Discussion 1. When \(A\) is diagonalizable, say \(\Lambda = diag(\lambda_1, \lambda_2, \ldots , \lambda_n)\), then\[ u(x,t)=e^{At}u(x,0) = Se^{\Lambda t} S^{-1} u(x,0) = \sum_{j=1}^{n} e^{\lambda_j t} s_j c_j \tag{6a}\]where \(c_j\) is the \(j\)-th element of \(S^{-1} u(x,0)\). This process can be summarized as
- Diagonalization. Given \(A=S \Lambda S^{-1}\), define \(v=S^{-1}u\) and write (1) to be \(\frac{\partial v}{\partial t} =\Lambda v \) which has solution\[ v = e^{\Lambda t}v(x,0). \tag{6b}\]
- Back-transformation. \(u = S v\), which is nothing but (6a).
Discussion 2. What would happen if \(A\) was not diagonalizable?

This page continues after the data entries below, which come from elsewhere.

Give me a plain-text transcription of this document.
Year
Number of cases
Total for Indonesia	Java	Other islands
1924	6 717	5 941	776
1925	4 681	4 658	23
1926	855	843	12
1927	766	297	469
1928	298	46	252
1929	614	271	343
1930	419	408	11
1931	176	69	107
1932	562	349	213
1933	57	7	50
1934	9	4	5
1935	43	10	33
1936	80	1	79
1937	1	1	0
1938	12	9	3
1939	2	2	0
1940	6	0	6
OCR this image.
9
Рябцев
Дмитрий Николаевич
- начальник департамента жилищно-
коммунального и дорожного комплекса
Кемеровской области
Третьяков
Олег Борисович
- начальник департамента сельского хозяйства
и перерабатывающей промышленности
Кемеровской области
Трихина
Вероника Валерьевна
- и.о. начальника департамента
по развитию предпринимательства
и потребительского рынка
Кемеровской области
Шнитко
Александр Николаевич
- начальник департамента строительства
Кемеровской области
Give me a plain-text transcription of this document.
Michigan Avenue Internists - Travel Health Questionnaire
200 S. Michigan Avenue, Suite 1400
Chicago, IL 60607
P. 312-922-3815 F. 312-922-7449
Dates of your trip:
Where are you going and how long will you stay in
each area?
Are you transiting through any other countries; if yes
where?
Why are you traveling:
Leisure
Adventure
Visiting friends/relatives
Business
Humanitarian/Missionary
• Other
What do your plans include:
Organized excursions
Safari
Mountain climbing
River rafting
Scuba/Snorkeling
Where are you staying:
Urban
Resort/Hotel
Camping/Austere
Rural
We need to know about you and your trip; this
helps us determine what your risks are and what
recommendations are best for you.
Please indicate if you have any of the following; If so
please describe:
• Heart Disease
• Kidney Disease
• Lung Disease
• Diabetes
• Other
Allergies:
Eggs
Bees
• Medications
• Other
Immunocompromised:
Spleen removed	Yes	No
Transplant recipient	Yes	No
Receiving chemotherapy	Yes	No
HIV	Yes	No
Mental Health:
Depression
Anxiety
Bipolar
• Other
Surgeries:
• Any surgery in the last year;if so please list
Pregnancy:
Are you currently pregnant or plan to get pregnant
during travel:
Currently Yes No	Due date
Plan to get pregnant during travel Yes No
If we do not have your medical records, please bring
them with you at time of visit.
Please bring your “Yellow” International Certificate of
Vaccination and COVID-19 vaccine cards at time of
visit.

This is not very common in the study of differential equations, because it would lead to an ill-posed system, see [2]. In this case, for example, let \(\Lambda = \begin{bmatrix} \lambda & c \\ 0 & \lambda \end{bmatrix}\).Then,\[ \Lambda = \lambda I\begin{bmatrix} \lambda & 0 \\ 0 & \lambda \end{bmatrix} + \begin{bmatrix} 0 & c \\ 0 & 0 \end{bmatrix}=\lambda I+c N,\]and \(\Lambda^k = \lambda^k I + k \lambda^{k-1}cN \). Hence,\[ e^{\Lambda t} = \sum_{k=0}^{\infty} \frac{1}{k!}(\lambda^k I + k \lambda^{k-1}cN) t^k = \begin{bmatrix} e^t & ct e^{t} \\ 0 & e^t \end{bmatrix}.\]
References
[1] Introduction to Matrix Exponentials. Math 252 — Fall 2002.
[2] H.-O. Kreiss and J. Lorenz, Initial-Boundary Value Problems and the Navier-Stokes Equations. Society for Industrial and Applied Mathematics, 2004. doi: 10.1137/1.9780898719130.